Seven businesses in Amsterdam, Rotterdam, Utrecht and Maastricht received mail bombs late in December and early in January. None of these exploded. Last week, mail bombs exploded twice in Amsterdam and once in Kerkrade, and another was found and safely disposed off in Leusden. So far, no one was injured by these bombs. The sender demanded that an amount in bitcoins be paid to them.
The mail bombs were sent in a white envelope, stamped with two stamps, and with an address label printed on. They were made to look like they were sent by the CIB, a collections agency in Rotterdam. The envelopes were all visibility thick.
Inside the perpetrator put flammable substance in paper bags with a picture of Delft on it. The bags are 10 x 9 centimeters large, are made by one printer in the Netherlands, and are popularly used in souvenir shops and on markets. The police aren't looking for tips about where these bags can be bought, but are looking for places who use the bag and may have had a request for a few extra. Investigators also want to talk to wholesalers who noticed selling the bags to a private individual instead of a company.
The blackmailer ended each letter with a striking "signature" consisting of fullstops and a forward slash. The police think they may also use this signature in other communications.
The mail bombs also contained a 9-volt Duracell battery. The cover was removed from the battery. Investigators want to make contact with anyone who noticed someone with such dismantled batteries in their possession, or noticed battery casings discarded somewhere.

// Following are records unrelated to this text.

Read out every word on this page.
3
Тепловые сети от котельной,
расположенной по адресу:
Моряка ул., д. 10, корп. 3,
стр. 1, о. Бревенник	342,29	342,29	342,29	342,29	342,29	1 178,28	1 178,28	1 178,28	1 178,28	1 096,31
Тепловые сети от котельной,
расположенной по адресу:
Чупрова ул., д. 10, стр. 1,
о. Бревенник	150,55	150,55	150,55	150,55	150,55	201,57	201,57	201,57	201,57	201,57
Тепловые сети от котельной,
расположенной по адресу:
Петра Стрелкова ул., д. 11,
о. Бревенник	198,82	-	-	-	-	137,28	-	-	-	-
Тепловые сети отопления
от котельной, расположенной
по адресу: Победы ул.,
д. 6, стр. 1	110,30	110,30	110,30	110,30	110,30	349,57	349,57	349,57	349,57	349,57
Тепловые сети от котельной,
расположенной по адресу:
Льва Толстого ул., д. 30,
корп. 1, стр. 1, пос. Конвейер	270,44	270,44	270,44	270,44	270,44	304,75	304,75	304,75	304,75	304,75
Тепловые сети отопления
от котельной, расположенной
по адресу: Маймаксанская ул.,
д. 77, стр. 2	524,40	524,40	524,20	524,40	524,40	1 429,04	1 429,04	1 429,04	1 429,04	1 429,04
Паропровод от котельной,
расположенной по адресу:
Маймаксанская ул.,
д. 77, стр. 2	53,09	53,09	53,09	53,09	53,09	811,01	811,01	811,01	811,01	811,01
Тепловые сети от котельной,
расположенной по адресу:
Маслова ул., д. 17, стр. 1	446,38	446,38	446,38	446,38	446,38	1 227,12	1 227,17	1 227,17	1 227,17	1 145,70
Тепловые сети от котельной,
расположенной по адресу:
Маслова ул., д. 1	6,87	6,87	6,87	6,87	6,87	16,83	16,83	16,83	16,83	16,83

The investigators also want to talk to anyone who can think of someone capable of extorting the affected companies, someone who may have a grudge against one or more of the companies. Or someone with knowledge of cryptocurrencies and how to build a bomb. A €15,000 reward is on offer for the tip that leads to the perpetrator's arrest.
Companies who receive a suspicious letter are advised to keep their distance from it. Contact the sender to check whether the letter really is from them. And if it isn't, contact the police at once.